The Shelliac were pushing past him, the rudimentary nature of their faces become quite blank with anxiety as they scouted, javelins and harpoons in hand. They swarmed over t
he boat, their unblinking, faceted gaze on the furls and strands of the river. They were talking about dragons again and poling the craft over into the fastest part of the current. Celestaine came up, buckling her breastplate on, but was beaten to a view by the shadowy slip of Kula, one moment not there, the next hanging out over the water to stretch her thin fingers down into the flow.
Bukham released Murti and shouted at her before remembering it could do no good. He threw himself flat in an effort to reach her before anything could pull her over the side.
KULA FELT THE beast much more clearly when she touched the water. It had an age beyond most she’d encountered.
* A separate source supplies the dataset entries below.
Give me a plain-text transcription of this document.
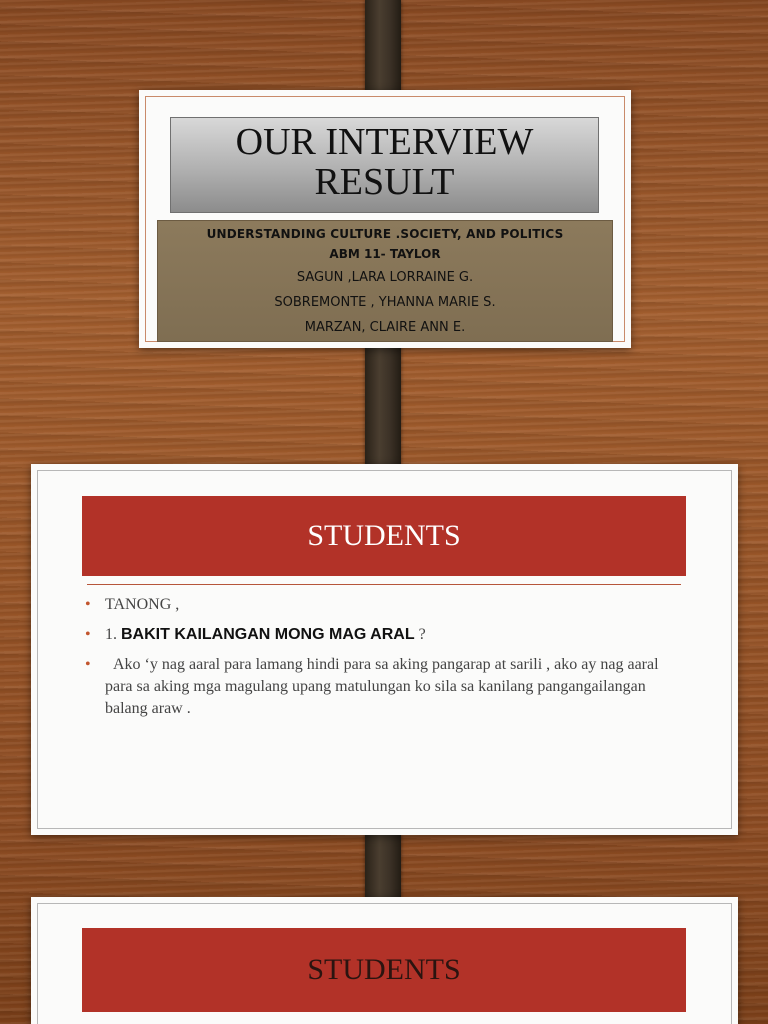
OUR INTERVIEW
RESULT
UNDERSTANDING CULTURE .SOCIETY, AND POLITICS
ABM 11- TAYLOR
SAGUN ,LARA LORRAINE G.
SOBREMONTE , YHANNA MARIE S.
MARZAN, CLAIRE ANN E.
STUDENTS
• TANONG ,
• 1. BAKIT KAILANGAN MONG MAG ARAL ?
• Ako ‘y nag aaral para lamang hindi para sa aking pangarap at sarili , ako ay nag aaral para sa aking mga magulang upang matulungan ko sila sa kanilang pangangailangan balang araw .
STUDENTS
When she’d first sensed its slow circling of them she’d been afraid but her curiosity had drawn her closer and closer to the water’s edge. When the big man fell in she’d been terrified for a second but surprised more than anything. His face was so funny as he tumbled over that she couldn’t help laughing. The splash he made had caused the creature to come closer, though it was used to boats and especially this kind. It came to taste the newcomer, as she came closer now to discover more about it.
She was fairly certain that it wasn’t Bukham that it cared for. It was drawn to the deeper, more complex flavours of Wanderer’s dark flame and the weak pulses of the Undefeated’s signature. Now it was hunting the source of that rare scent which stirred ancient memories inside it, but weakly. It searched to remember something that had happened generations past, to river creatures that had swum and hunted here before the ages of men.
Kula told it that humans didn’t see these things. They were so blind that they thought this creature was the same as the one that had flown in the air earlier that day but this was only a river beast. She warned it off as it turned in the muddy depths and felt a sluggish notion stir within it as the otters came to see what she was doing, whiskers tickling her cheek.